All my relationships have happened organically; things just came together over time with me never having to just straight up call a girl and say, “Hey, you wanna…do…a thing…with me?” Instead, it just kind of happens, and we just feel each other.
But one day I was thinking there may be cases in life when I’ll have to be more intentional. What if I meet a girl one time, and she seems very interesting, but there’s not an avenue that I can naturally meet her again unless I specifically try to.
I’m not too familiar with that. I’ve never had to go through the process of really intentionally – in a way that wouldn’t happen unless I make it happen – spending time with a girl. And I don’t know the best way to go about that. I’ve never been told anything about it. Of the things a dad would teach a son, you’d think somewhere along the way, he’d give some information on that. My dad never really did.
My dad’s a pretty talkative guy – he communicated a lot of things with me, and it’s funny he never really shared too much on that. So then I started asking people – a good 7 or 8 now, and so far all of them said their dad never really shared anything.
I think for a lot of guys, whatever girl they end up getting, they’re still not totally sure how they got her.
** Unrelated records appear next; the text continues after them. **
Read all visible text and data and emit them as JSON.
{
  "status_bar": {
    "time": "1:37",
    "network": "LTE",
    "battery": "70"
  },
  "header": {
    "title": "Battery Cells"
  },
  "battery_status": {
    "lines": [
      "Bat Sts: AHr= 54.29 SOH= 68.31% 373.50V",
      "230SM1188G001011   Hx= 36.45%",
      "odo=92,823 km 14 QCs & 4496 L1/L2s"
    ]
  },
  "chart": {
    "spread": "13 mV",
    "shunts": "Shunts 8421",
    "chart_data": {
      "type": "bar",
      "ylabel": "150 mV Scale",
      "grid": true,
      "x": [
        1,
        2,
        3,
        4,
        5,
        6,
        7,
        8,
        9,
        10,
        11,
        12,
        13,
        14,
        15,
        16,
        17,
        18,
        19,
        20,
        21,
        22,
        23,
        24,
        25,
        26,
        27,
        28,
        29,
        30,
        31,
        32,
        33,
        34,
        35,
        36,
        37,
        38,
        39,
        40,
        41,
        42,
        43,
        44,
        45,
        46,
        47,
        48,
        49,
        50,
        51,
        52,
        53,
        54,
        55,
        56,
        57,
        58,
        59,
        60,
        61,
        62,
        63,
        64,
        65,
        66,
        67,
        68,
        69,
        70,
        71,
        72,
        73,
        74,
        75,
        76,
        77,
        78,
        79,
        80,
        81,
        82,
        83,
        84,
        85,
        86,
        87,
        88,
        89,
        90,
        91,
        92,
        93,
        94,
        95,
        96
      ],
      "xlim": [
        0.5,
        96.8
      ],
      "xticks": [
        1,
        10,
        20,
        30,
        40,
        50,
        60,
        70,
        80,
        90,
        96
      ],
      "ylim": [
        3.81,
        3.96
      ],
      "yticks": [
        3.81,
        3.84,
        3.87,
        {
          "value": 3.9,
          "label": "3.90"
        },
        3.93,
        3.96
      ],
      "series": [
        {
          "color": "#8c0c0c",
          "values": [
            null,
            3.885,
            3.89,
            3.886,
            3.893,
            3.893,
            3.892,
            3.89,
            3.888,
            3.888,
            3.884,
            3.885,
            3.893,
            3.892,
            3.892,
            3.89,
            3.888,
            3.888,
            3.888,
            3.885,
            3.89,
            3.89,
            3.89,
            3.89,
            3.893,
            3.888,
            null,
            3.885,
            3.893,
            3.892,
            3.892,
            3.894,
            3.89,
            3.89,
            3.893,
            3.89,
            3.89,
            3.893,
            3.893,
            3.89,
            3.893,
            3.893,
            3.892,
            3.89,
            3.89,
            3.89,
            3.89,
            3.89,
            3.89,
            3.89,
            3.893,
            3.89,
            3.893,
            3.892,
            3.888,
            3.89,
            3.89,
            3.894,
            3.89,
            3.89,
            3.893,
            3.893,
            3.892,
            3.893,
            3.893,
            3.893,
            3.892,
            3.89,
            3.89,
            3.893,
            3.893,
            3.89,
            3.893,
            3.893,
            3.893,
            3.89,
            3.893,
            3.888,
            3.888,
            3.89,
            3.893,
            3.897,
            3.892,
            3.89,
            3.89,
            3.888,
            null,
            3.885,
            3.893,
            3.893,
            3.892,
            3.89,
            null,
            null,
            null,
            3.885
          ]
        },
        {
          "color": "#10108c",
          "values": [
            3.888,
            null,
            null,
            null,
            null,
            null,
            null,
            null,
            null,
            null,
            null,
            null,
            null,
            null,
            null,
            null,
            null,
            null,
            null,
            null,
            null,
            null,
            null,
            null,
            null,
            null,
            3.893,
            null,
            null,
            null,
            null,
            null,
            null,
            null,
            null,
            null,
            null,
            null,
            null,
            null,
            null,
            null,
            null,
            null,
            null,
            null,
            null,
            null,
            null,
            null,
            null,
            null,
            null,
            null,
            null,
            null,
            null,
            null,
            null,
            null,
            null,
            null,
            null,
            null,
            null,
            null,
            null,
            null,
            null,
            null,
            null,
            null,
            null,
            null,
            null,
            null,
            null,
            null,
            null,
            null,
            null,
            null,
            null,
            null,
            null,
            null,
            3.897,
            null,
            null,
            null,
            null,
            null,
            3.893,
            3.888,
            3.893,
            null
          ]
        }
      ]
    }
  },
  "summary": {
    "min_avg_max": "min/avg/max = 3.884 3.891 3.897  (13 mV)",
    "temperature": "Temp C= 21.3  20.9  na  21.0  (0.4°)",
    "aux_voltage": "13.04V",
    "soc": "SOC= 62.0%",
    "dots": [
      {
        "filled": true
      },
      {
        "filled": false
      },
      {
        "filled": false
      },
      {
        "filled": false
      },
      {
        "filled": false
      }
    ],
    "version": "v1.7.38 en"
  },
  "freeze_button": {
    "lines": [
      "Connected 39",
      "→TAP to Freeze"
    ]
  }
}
They’re like, “I asked a lot of girls out, they said no, one said yes, we dated for a while, then we ended up getting married. I don’t know exactly how that worked out.” So, I think a lot of dads don’t know what to tell their son about how to ask a girl out or take her on a really good first date. They’re like, “I don’t know – I had a lot of times fail, and then one worked, and I don’t know if I can tell you why.”
So, it’s fascinating to me that most guys aren’t informed.
What’s the hardest thing about approaching a girl for the purpose of dating?
The hardest thing for me is I always want to minimize how unsure I am when I try to convince a girl that she should spend time with me.
The question is how can I get in scenarios where I can figure out if I really want to pursue a date with someone. Because I don’t want to pursue it, convince her she should be into it too, and two dates later I’ve convinced her it’s a good idea, she’s into it too, and I say, “Now, I’m not into it.”
So I’ve got to figure out if I’m into it, but there’s not an organic way to do that. That’s my conundrum: when it comes to possibly asking out girls I’m not sure I’m into, wanting to find out if I am into them, but then dealing with the fact that I won’t see them unless I make it happen.
It’s a hard problem for guys. I’m sure there are hard problems for girls too, and I know you find yourself giving advice to female friends sometimes. Are you ever in a position to advise girls about how to know whether a guy is interested?
I generally lean towards the idea that if a guy is interested, either he’s going to do something, or he’s interested, and he’s not doing anything and needs to be more of a man.
Guys usually will show a sign, I think. They’ll probably show interest. The problem is girls will read into something that may not be interest when they’re dealing with someone they hope will show interest.